View Full Version : Enhance Lighting Help, PLEASE
tomlaronge
October 24th, 2006, 01:12 PM
I find that if I am printing photographs taken in bright sunlight that the "Enhance Lighting-shadows/highlight" adjustments of the PSE 4.0 Standard Edit function is most helpful to reduce shadow density, balance midtone contrast and minimize excessive highlights. What i do not understand is what is the purpose of the eyedropper that shows up when the curser is on the image and off of the adjustment window?
What is a good workflow for using the "Enhanced Lighting" adjustments?
With appreciation,
Tom
Byron Gale
October 24th, 2006, 02:55 PM
..."Enhance Lighting-Shadows/highlight" ...what is the purpose of the eyedropper ...Tom,
I'd never noticed that before. When using the Shadows/Highlights feature, the Eyedropper tool on the toolbar becomes the active tool, and the cursor changes to the Eyedropper when you move it over the image window.
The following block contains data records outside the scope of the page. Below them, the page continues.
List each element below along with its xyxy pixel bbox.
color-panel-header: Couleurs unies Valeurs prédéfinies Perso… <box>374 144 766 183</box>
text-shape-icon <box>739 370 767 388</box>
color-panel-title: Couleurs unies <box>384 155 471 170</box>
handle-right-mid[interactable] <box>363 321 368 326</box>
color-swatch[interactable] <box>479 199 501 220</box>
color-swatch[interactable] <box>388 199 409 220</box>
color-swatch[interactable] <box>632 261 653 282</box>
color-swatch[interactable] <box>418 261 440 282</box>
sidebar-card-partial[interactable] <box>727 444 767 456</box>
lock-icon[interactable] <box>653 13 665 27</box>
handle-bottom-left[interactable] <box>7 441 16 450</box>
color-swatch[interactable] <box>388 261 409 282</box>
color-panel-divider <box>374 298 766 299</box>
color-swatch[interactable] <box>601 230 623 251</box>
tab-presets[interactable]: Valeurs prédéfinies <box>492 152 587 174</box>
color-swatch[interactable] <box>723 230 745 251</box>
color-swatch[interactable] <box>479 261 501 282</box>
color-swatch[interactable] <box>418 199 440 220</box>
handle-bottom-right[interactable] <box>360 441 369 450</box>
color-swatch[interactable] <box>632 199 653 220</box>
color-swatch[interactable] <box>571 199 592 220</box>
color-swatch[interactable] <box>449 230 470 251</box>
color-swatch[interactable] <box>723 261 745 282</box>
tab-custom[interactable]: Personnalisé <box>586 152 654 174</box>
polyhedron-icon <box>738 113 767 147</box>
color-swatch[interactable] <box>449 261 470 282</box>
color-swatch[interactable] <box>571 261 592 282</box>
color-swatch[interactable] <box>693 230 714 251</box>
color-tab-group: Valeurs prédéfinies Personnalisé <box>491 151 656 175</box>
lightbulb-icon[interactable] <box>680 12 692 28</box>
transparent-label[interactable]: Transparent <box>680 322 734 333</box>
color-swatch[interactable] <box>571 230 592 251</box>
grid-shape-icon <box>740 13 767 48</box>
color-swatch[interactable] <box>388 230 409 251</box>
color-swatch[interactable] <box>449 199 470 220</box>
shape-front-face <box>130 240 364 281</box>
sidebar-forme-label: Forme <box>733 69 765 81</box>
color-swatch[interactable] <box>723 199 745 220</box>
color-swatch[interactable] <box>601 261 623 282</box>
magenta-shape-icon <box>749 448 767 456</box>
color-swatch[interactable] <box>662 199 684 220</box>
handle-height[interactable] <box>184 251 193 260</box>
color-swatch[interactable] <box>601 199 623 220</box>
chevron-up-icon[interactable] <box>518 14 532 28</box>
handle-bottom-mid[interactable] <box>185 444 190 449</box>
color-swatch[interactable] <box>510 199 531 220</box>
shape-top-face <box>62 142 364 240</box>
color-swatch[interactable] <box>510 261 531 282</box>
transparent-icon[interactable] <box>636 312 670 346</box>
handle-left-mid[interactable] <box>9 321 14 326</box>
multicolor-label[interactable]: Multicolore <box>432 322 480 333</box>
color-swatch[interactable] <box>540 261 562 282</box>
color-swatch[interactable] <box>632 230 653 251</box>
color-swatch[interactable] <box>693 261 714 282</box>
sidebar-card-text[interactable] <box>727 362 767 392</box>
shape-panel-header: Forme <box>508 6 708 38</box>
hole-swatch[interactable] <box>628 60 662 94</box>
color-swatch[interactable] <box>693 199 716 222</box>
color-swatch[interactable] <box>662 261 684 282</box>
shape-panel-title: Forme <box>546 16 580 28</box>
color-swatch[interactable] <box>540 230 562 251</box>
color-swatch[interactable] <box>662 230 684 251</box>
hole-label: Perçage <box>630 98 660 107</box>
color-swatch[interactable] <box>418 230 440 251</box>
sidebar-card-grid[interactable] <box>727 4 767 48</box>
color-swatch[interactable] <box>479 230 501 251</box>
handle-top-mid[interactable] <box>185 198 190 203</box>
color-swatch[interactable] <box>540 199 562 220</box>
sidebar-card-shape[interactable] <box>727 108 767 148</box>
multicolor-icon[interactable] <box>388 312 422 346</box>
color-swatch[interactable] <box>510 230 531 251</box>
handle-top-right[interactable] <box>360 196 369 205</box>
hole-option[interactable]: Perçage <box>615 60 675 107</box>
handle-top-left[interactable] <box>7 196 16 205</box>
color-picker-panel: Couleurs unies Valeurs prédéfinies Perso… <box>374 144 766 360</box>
If you click with the eyedropper during this time, it samples the image to set the Foreground color. But I cannot see that this has anything at all to do with the Shadows/Highlights feature.
My guess is that "big" Photoshop has additional options in the Shadows/Highlights feature which make use of the Eyedropper, but those options are omitted from the Elements version - and the behavior of the cursor is a left-over artifact that means nothing.
Of course, I could be all wet. :p
Byron
tomlaronge
October 24th, 2006, 04:36 PM
Byron,
Thanks much. Your observations are the same as are mine. I really felt curious and stupid when I realized the eyedropper appeared. I have been using the "Enhance Lighting" tool for a wide variety of overall image contrast modification without color shifting. I truly like this technique as it is close to the old fashioned darkroom paper/developer selection process for contrast control. To me this is a photographic printing control as opposed to what i think of as a graphic artist's tool. In my pea brain thigoes along with the KISS Principle. I try to print with the absolute fewest possible image altering maneuvers and I concentrate on getting good exposures and well-cropped images in the camera.
Thank you once again for your comments.